莊幼貞快步走上前,看著二人比上次分別時胖了少許,心放了下來:“你們還好嗎?”
凝香淚眼婆娑:“勞殿下費心,草民和自強有奉城的梁大人照拂,日子過的很好。”
莊幼貞拍拍凝香的手背,無聲地點了點頭。安撫好凝香,莊幼貞轉頭看向自強,語氣溫和卻又不容置疑:“你來這裡以後要好好讀書,這樣以後才能做更多的事,拯救更多像凝香姐姐一樣的人,明白嗎?”
自強眼裡閃爍著淚光,語氣堅定:“草民明白。”
此時,眾人一同來到莊幼貞面前,直直跪下,聲音哽咽的說道:“感謝殿下救命之恩。”
莊幼貞連忙說道:“這並非我一人之力,多虧了芸姐做這絲綢生意,才能有機會將你們救出來,安置於此。”

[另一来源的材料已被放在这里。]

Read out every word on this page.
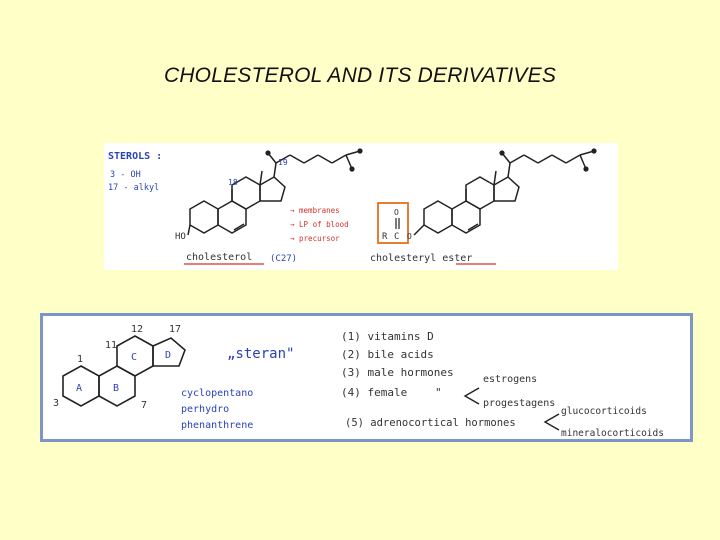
CHOLESTEROL AND ITS DERIVATIVES
STEROLS :
3 - OH
17 - alkyl
19
18
HO
cholesterol (C27)
→ membranes
→ LP of blood
→ precursor	R C
O
O
cholesteryl ester
A	B
C	D
1
3	7
11
12	17
„steran"
cyclopentano
perhydro
phenanthrene
(1) vitamins D
(2) bile acids
(3) male hormones
(4) female	"
(5) adrenocortical hormones
estrogens
progestagens
glucocorticoids
mineralocorticoids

幾個人看向芸姐,又朝著芸姐的方向叩首,芸姐擺擺手,連忙將人一一扶了起來:“哎呀,你們快起來吧,我可受不了這個。我需要你們幫我製作絲綢,你們需要這份工作,我們是互相合作的關係,不必謝來謝去的。”
幾人用力點了點頭:“我們一定不會讓芸姐失望的。”
安置好了眾人,莊幼貞終於有空回府將那副圖畫完,她站在案前,手裡的筆懸在半空,在畫的右下角落了三個字:登基圖。筆停,墨幹,她放下筆,退後半步端詳。穆平遙不知何時走了進來,在她身後站定。
“畫完了?”她問。
“還差一筆。”莊幼貞沒有回頭:“你的腰間的玉佩還沒畫完。”
穆平遙沒有接話。她繞過桌子,站定在莊幼貞面前。莊幼貞疑惑地抬起頭看向她。穆平遙沒有低頭,沒有躲閃,沒有臉紅,目光沈靜而篤定:“貞兒,我想好了。你上次說的事,我一直在想。我想好了。”
莊幼貞看著她,沒有動:“想好什麼了?”
“你要娶我進門這件事。”穆平遙說:“我願意。”
院子裡安靜了一瞬。清風拂過,幾片葉子打著旋落了下來。莊幼貞放下筆,擱回筆架上,抬眼看向穆平遙,目光沈靜:“我那日說的話,每一個字都是認真的。”
穆平遙沒有猶豫:“我知道。”
莊幼貞看著她,像是要把她整個人看穿一般,那雙好看的眸子裡蘊含了太多感情。她眨眨酸澀的眼睛,然後朱唇輕啟,吐出一個字。
“好。”
婚禮定在一個月後的吉日。
二人沒有大操大辦,清平公主府只在廊下掛了兩盞貼著喜字的紅燈籠。正堂裡擺了幾張鋪著紅布的八仙桌,上面放著瓜子、花生、紅棗和幾壺酒。來的人不算多,可該到的都到了。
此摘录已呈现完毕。